NBC had some questions about a new crime fiction prize rewarding work that does not include violence against women. They called Laura Lippman, Mary Higgins Clark, Jessica Knoll…and me!
Link: NBC News
Last week I found out that Conviction made the Boston Globe Best Books of 2017 list. I was, as you can imagine, thrilled. Here’s what reviewer Daneet Steffens said:
“Brooklyn reporter Rebekah Roberts is in her element when she learns of a decades-old murder of a family that may be a case of wrongful conviction, and her integrity-infused approach is a shining, engaging example of investigative journalism at its diligent, honest, empathetic best.”
I’m super excited to announce that INVISIBLE CITY has been translated into Hebrew and is now available for sale!
Thrilled to be among some seriously badass writers on this list from LitHub. Lisa Levy writes of CONVICTION:
‘“I didn’t do it.” Four words scrawled on a piece of paper by a man serving a life sentence make their way into the hands of reporter Rebekah Roberts and a novel is born. Conviction is the third in Dahl’s series centered around young reporter Roberts but it’s a great leap forward in style, pacing, characterization, and plot. The point of view shifts, as does the time frame from when the murders were committed to the present. Dahl’s confidence in writing about the Hasidim and other Jewish sects in Brooklyn has gotten notably stronger: she describes their lives with authority and compassion, and her Jewish characters are also more complex. Conviction boasts a long list of complex and interesting characters of all walks of life, from the put upon Jewish sects in Crown Heights who feel oppressed by violence and shortchanged by the horrible conditions of their apartments to their African-American neighbors, who don’t understand the dress and the customs of their new neighbors. Dahl has written the novel about the Crown Heights conflict, and in these times when it takes so little to turn a neighborhood conflict into something bigger, it’s worth studying how she thinks it might have been averted.”
Just got news over the weekend that Publisher’s Weekly calls CONVICTION “outstanding!”
“Dahl excels at revealing the inner workings of enigmatic subcultures while maintaining peak suspense. She also provides a terrific ‘whoa, I didn’t see that coming’ moment.”
Such an amazing review from Kirkus I have to quote it at length!
“Juggling time frames more than 20 years apart, Dahl’s lean, hard narrative unravels a sad, squalid, and all-too-timely tale of deception in high and low places, deeply embedded racial animosities, and judicial mischief plausible enough to make readers wonder anew how many real-life DeShawns are in similar circumstances. Dahl shows great command over the darker, creepier elements of her genre and will keep you reading by her deft yet unobtrusive deployment of plot twists—and there are many of these going off like small explosives along the way.
The novel’s authenticity is enhanced by Dahl’s painfully spot-on grievances about the deteriorating newspaper industry and her cogent observations about Brooklyn in both its post-millennium growth and its past lives—which somehow never seem all that far in the past.”
I am humbled and thrilled to report that INVISIBLE CITY won the Barry, the Macavity and the Shamus Awards for Best First Novel.

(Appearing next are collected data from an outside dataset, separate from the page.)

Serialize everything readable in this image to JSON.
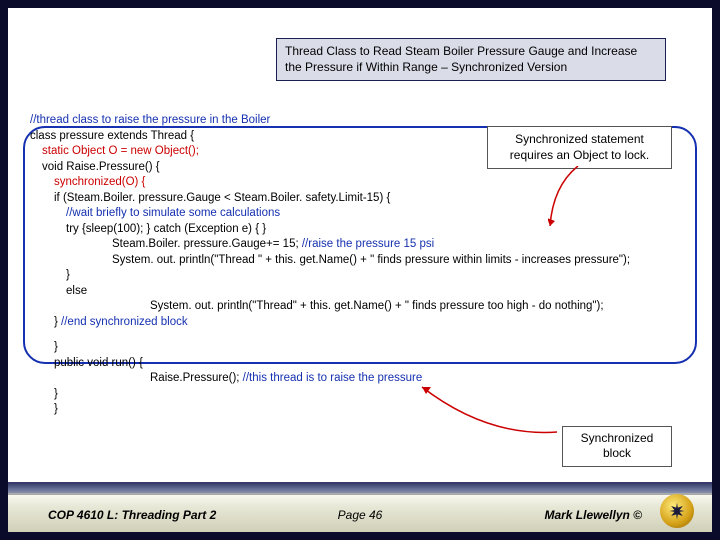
{
  "title": "Thread Class to Read Steam Boiler Pressure Gauge and Increase the Pressure if Within Range – Synchronized Version",
  "annot1": "Synchronized statement requires an Object to lock.",
  "annot2": "Synchronized block",
  "code": {
    "l1": "//thread class to raise the pressure in the Boiler",
    "l2": "class pressure extends Thread {",
    "l3": "static Object O = new Object();",
    "l4": "void Raise.Pressure() {",
    "l5": "synchronized(O) {",
    "l6": "if (Steam.Boiler. pressure.Gauge < Steam.Boiler. safety.Limit-15) {",
    "l7a": "//wait briefly to simulate some calculations",
    "l7b": "try {sleep(100); } catch (Exception e) { }",
    "l8a": "Steam.Boiler. pressure.Gauge+= 15;",
    "l8b": " //raise the pressure 15 psi",
    "l9": "System. out. println(\"Thread \" + this. get.Name() + \"  finds pressure within limits - increases pressure\");",
    "l10": "}",
    "l11": "else",
    "l12": "System. out. println(\"Thread\" + this. get.Name() + \"  finds pressure too high - do nothing\");",
    "l13a": "}",
    "l13b": " //end synchronized block",
    "l14": "}",
    "l15": "public void run() {",
    "l16a": "Raise.Pressure();",
    "l16b": "   //this thread is to raise the pressure",
    "l17": "}",
    "l18": "}"
  },
  "footer": {
    "left": "COP 4610 L: Threading Part 2",
    "mid": "Page 46",
    "right": "Mark Llewellyn ©"
  }
}
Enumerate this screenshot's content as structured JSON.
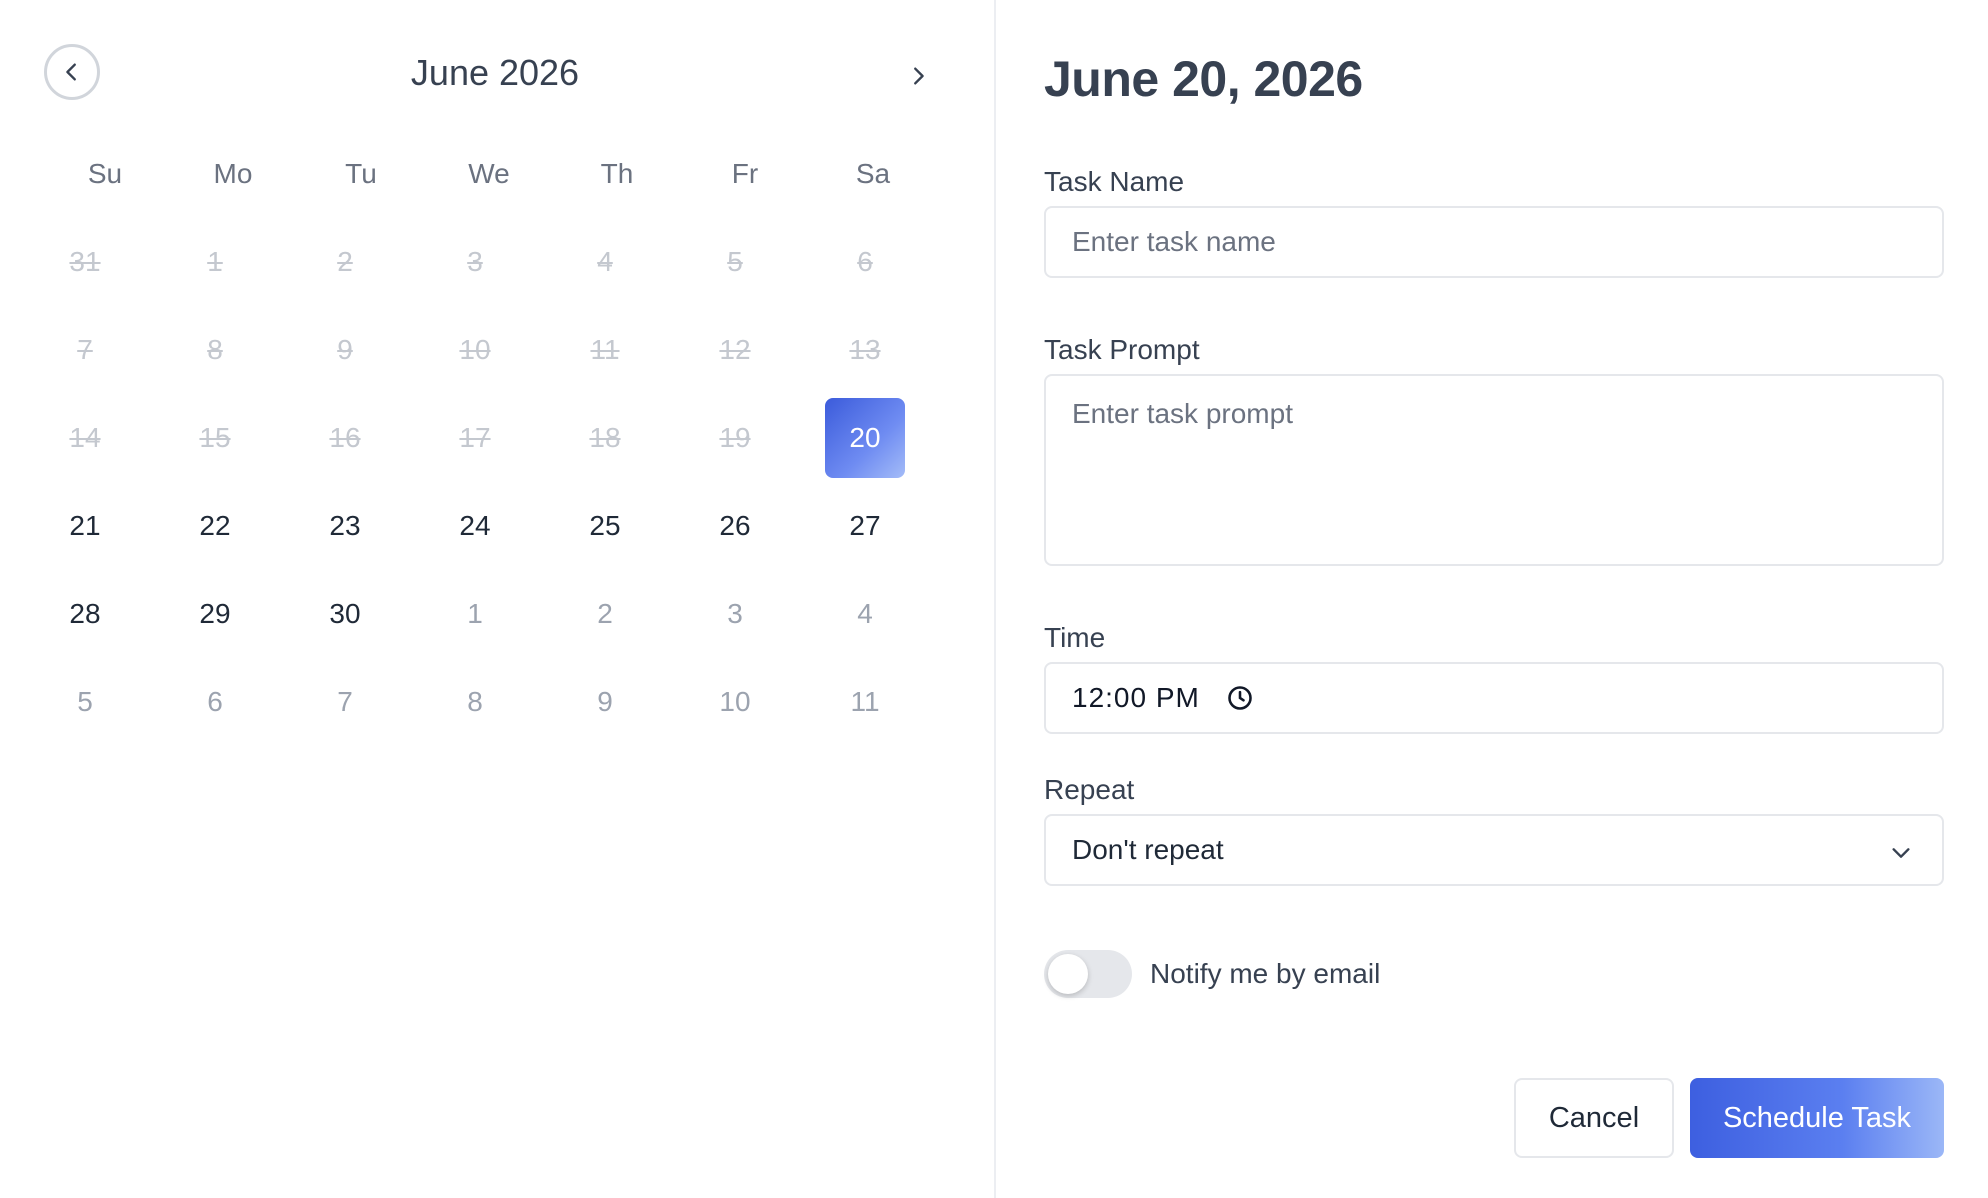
{
  "calendar": {
    "month_title": "June 2026",
    "weekdays": [
      "Su",
      "Mo",
      "Tu",
      "We",
      "Th",
      "Fr",
      "Sa"
    ],
    "weeks": [
      [
        {
          "label": "31",
          "state": "past"
        },
        {
          "label": "1",
          "state": "past"
        },
        {
          "label": "2",
          "state": "past"
        },
        {
          "label": "3",
          "state": "past"
        },
        {
          "label": "4",
          "state": "past"
        },
        {
          "label": "5",
          "state": "past"
        },
        {
          "label": "6",
          "state": "past"
        }
      ],
      [
        {
          "label": "7",
          "state": "past"
        },
        {
          "label": "8",
          "state": "past"
        },
        {
          "label": "9",
          "state": "past"
        },
        {
          "label": "10",
          "state": "past"
        },
        {
          "label": "11",
          "state": "past"
        },
        {
          "label": "12",
          "state": "past"
        },
        {
          "label": "13",
          "state": "past"
        }
      ],
      [
        {
          "label": "14",
          "state": "past"
        },
        {
          "label": "15",
          "state": "past"
        },
        {
          "label": "16",
          "state": "past"
        },
        {
          "label": "17",
          "state": "past"
        },
        {
          "label": "18",
          "state": "past"
        },
        {
          "label": "19",
          "state": "past"
        },
        {
          "label": "20",
          "state": "selected"
        }
      ],
      [
        {
          "label": "21",
          "state": "current"
        },
        {
          "label": "22",
          "state": "current"
        },
        {
          "label": "23",
          "state": "current"
        },
        {
          "label": "24",
          "state": "current"
        },
        {
          "label": "25",
          "state": "current"
        },
        {
          "label": "26",
          "state": "current"
        },
        {
          "label": "27",
          "state": "current"
        }
      ],
      [
        {
          "label": "28",
          "state": "current"
        },
        {
          "label": "29",
          "state": "current"
        },
        {
          "label": "30",
          "state": "current"
        },
        {
          "label": "1",
          "state": "other"
        },
        {
          "label": "2",
          "state": "other"
        },
        {
          "label": "3",
          "state": "other"
        },
        {
          "label": "4",
          "state": "other"
        }
      ],
      [
        {
          "label": "5",
          "state": "other"
        },
        {
          "label": "6",
          "state": "other"
        },
        {
          "label": "7",
          "state": "other"
        },
        {
          "label": "8",
          "state": "other"
        },
        {
          "label": "9",
          "state": "other"
        },
        {
          "label": "10",
          "state": "other"
        },
        {
          "label": "11",
          "state": "other"
        }
      ]
    ],
    "prev_icon": "chevron-left-icon",
    "next_icon": "chevron-right-icon"
  },
  "form": {
    "date_heading": "June 20, 2026",
    "task_name_label": "Task Name",
    "task_name_placeholder": "Enter task name",
    "task_prompt_label": "Task Prompt",
    "task_prompt_placeholder": "Enter task prompt",
    "time_label": "Time",
    "time_value": "12:00 PM",
    "time_icon": "clock-icon",
    "repeat_label": "Repeat",
    "repeat_value": "Don't repeat",
    "repeat_icon": "chevron-down-icon",
    "notify_label": "Notify me by email",
    "notify_enabled": false
  },
  "actions": {
    "cancel_label": "Cancel",
    "schedule_label": "Schedule Task"
  },
  "colors": {
    "accent": "#3b5bdb",
    "accent_light": "#9bb7f7",
    "text": "#374151",
    "muted": "#9ca3af",
    "border": "#e5e7eb"
  }
}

All three awards were presented at Bouchercon, the World Mystery Conference, in Raleigh, NC over the weekend of Oct. 10. I was nominated with some truly stellar books – THE LIFE WE BURY by Allen Eskens, DEAR DAUGHTER by Elizabeth Little, THE WEIGHT OF BLOOD by Laura McHugh, ICE SHEAR by M.P. Cooley, and BLESSED ARE THE DEAD by Kristi Belcamino, THE BLACK HOUR by Lori Rader-Day, to name just a few – and couldn’t be more honored. It was a hell of a weekend!
I was ecstatic to hear Maureen Corrigan recommend RUN YOU DOWN as one of 4 thrillers to read this summer:
“…Dahl is an evocative writer, never more so than when she’s describing the nascent yearnings of those younger members of [the ultra-Orthodox Jewish] religious community — gay, vaguely feminist, simply different — who can’t quite fit in, but can’t quite leave.”
Link: NPR's Fresh Air
The Macavity Awards are nominated on and voted on by members of Mystery Readers International, subscribers to Mystery Readers Journal, and friends and supporters of MRI.